The actor’s preparation to play Elin involved researching the work of a fertility clinic and, more importantly, learning how to act like a doctor and handle medical equipment as naturally as possible.

“A big part of the job was the physical journey. It’s probably surprising for someone who isn’t in my occupation,” Tjelta says. “The emotional part of it was fairly easy for me because it’s all in the situation and not necessarily in the script. Every time I get a script and it says the character cries, I take it away. Every time a writer puts an emotion into the situation, I take away all the words that describe how the actor should feel because I want that to be open and not to have any preconceived ideas.

“The best thing is to work with the scene and work with the script. And when you know the script up and down and backwards, you can go into the room and start to work quite freely and see what happens.”

As well as delaying filming, Covid-19 resulted in Norwegian regulations that led to a “sweaty” period trying to get Danish actor Cedergren (Morden I Sandhamn) back into the country after a Christmas break.
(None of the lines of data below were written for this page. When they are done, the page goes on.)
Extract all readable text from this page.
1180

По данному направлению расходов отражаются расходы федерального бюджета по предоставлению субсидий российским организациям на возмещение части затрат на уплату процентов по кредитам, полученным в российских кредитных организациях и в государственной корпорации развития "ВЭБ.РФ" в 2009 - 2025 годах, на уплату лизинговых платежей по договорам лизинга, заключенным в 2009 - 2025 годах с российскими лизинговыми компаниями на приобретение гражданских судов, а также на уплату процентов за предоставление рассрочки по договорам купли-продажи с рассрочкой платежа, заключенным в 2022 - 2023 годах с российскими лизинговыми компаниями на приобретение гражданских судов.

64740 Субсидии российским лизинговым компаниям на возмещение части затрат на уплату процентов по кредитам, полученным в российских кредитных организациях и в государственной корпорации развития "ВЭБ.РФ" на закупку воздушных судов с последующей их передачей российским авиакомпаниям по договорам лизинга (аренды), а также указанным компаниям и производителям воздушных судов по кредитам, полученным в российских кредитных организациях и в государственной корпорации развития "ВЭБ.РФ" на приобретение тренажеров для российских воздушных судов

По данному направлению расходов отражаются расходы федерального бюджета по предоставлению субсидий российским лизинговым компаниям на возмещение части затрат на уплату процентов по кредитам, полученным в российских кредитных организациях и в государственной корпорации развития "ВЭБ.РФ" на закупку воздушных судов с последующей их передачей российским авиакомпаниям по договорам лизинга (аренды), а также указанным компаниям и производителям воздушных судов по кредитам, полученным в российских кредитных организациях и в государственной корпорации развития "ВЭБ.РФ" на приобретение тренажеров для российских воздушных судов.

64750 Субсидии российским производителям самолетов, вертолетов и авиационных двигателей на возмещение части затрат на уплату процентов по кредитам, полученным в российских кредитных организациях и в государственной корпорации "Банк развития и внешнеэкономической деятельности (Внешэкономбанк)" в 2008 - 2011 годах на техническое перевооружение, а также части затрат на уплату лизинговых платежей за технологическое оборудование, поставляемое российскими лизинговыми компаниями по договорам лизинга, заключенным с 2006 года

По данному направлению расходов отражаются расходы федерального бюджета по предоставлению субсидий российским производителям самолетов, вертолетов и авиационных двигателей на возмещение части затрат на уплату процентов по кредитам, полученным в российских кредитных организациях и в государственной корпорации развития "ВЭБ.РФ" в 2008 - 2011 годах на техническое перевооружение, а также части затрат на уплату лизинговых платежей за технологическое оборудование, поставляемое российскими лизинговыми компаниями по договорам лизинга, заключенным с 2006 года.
Notably, Menzies (The Crown) spent eight days in quarantine in an apartment in Oslo in order to complete a five-day shooting schedule. He would secretly meet Aune in a nearby park to discuss plans for the series.

Made in Oslo debuted on streamer Viaplay in April

The pandemic also affected the production’s ambitions to make every aspect as environmentally friendly as possible. “Made in Oslo has a very green and sustainable concept. It’s the basis of the production – shooting [locally] and taking sustainable choices everywhere we can,” Figenschow says.
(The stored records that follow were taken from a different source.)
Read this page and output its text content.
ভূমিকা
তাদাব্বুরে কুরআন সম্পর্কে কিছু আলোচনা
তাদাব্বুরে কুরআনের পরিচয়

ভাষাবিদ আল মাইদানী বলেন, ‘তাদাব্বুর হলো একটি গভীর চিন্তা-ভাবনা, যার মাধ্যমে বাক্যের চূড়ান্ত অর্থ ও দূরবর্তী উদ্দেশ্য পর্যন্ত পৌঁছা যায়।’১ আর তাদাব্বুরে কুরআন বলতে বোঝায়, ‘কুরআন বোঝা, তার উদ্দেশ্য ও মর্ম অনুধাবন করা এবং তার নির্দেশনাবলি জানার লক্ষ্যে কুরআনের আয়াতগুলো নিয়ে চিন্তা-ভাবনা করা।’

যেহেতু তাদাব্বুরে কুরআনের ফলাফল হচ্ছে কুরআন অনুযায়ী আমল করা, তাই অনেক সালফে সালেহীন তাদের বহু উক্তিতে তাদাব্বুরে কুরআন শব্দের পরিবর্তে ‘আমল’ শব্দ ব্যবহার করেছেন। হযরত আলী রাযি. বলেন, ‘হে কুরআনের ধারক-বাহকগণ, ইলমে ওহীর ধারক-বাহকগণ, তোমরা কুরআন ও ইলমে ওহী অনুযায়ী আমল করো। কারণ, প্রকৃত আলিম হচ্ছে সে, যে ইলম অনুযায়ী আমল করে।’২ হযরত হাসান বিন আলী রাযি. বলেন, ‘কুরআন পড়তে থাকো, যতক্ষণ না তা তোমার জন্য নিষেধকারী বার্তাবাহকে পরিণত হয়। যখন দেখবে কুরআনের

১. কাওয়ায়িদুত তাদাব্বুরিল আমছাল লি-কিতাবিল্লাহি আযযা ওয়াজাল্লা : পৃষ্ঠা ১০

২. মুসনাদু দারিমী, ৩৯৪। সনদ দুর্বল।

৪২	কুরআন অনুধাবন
“But the pandemic challenged that in a negative sense. We couldn’t sit together in cars, we couldn’t go by public transport as we planned. Also, we would normally have a buffet and sit together for lunch, [but Covid rules meant] it was one plastic box per person. But we really managed well with a sustainable concept. We still have a lot of work to do to get our film and TV industry to be more green. Being local is one of our main aims, as long as the story allows that.”

Unusually, Made in Oslo came out just a few weeks before another Scandinavian series set in a fertility clinic, debuting on Viaplay in April ahead of Netflix’s Danish comedy-drama Skruk (Baby Fever) in June.

“If you see in society how many people deal with these topics in their private lives, it’s strange there’s not more about it,” Figenschow notes. “It’s a subject that is really relevant, and countries across Europe and all over the world deal with this. That’s also something we’ve seen during the course of this production, that people feel it’s personal to them. It’s more and more relevant to people trying to establish families.”

Like Skruk, Made in Oslo is also likely to find a wide audience thanks to the enduring international interest in Nordic series, with Viaplay Content Sales and Federation sharing distribution duties.

“From what we hear from Norwegian audiences, this is a little bit different,” Aune says of the series. “There aren’t that many pure drama series. There’s a lot of comedy-dramas, crime and thrillers. That’s what separates us.”

Figenschow adds: “A few years back, we had a crime and thriller boom coming from Nordic countries through Nordic noir. With [Tordenfilm-produced] Valkyrien, we tried to go beyond Nordic noir to push our storytelling a little bit. We try to do it our way and not copy and paste old successes. We try to stick very closely to original storytelling in our own way and be true to our hearts and what we’re passionate about. Made in Oslo differs a little bit from other productions. The storytelling has a little bit more guts.”